I recently downloaded the diffusiondb 2m images onto S3, with the intent to use it for retrieval augmented diffusion do you need access to it perhaps to retrain your model based on scoring for semantic similarity and aesthetics.

2 Likes

Hey!
I was thinking of trying something like this, would be interesting to try. Can we move to discord DM?
My discord: daspartho#3367

I highly relate with the idea you are working on , I faced the same problem of not being able to create a good prompt.

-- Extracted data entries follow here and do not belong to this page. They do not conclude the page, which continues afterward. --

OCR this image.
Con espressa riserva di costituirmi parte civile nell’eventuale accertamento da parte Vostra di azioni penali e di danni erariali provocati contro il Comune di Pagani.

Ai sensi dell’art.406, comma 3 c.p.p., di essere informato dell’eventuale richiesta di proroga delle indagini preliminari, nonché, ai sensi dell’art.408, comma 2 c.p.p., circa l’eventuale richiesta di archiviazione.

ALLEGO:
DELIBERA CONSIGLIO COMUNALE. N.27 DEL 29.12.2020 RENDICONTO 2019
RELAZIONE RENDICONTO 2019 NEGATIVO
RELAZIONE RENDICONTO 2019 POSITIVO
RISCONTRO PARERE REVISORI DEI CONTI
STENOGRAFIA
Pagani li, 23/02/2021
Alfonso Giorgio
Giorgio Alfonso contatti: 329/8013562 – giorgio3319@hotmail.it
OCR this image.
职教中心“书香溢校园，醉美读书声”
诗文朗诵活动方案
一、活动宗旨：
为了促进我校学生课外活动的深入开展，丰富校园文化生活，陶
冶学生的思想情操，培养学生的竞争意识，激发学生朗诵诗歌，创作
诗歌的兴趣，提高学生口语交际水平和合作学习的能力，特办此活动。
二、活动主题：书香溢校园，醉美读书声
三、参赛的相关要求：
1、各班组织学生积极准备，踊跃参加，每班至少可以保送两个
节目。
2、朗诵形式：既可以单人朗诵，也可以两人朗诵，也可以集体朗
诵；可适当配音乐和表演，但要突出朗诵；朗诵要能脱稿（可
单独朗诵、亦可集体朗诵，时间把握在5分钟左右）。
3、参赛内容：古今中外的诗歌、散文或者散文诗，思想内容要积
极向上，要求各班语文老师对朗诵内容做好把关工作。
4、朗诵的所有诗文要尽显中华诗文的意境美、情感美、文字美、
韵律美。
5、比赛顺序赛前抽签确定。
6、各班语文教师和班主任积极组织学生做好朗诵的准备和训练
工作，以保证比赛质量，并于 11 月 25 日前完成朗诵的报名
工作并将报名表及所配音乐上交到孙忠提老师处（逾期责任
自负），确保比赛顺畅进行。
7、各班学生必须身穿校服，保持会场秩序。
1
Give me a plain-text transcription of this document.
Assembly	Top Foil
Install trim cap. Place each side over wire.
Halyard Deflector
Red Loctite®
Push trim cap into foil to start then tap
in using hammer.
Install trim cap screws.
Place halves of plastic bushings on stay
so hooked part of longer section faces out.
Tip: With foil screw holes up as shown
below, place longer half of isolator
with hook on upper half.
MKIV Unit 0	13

Just a quick suggestion , would be to add the categories and themes , like that would set the environment or theme the image is based on . This might help in enhancing the prompt more according to user’s preference .

1 Like

Right now the closest thing you could do with the current setup is to add the theme you want as a style cue like tokyo street, cyberpunk and then pass this through the model. It would lead to style cues generations related to the theme.

I’ll look into adding this to the UI directly so that folks could choose from a list of themes. Thank you for your suggestion!

1 Like

Nice! I was implementing rdm for diffusers to test in my project too. Is it as good as stable diffusion for you?

And it kinda reminds me of diffusers/examples/community at main · huggingface/diffusers · GitHub looking forward to your project!

1 Like

First of all, I’d like to say every time I generate an image, I use prompt extend. It’s super useful to me. It would be cool if there were a taxonomy of generated style cues, or general themes that I could choose from, and then it would generate style cues under that theme. It would reduce the amount of times I have to use it since it’s just random.

1 Like

First of all, I’d like to say every time I generate an image, I use prompt extend. It’s super useful to me.

I’m glad you found it helpful.

It would be cool if there were a taxonomy of generated style cues, or general themes that I could choose from, and then it would generate style cues under that theme. It would reduce the amount of times I have to use it since it’s just random.

Yes! As mentioned in the above threads, I’ll look into adding this to the UI to make it more user-friendly.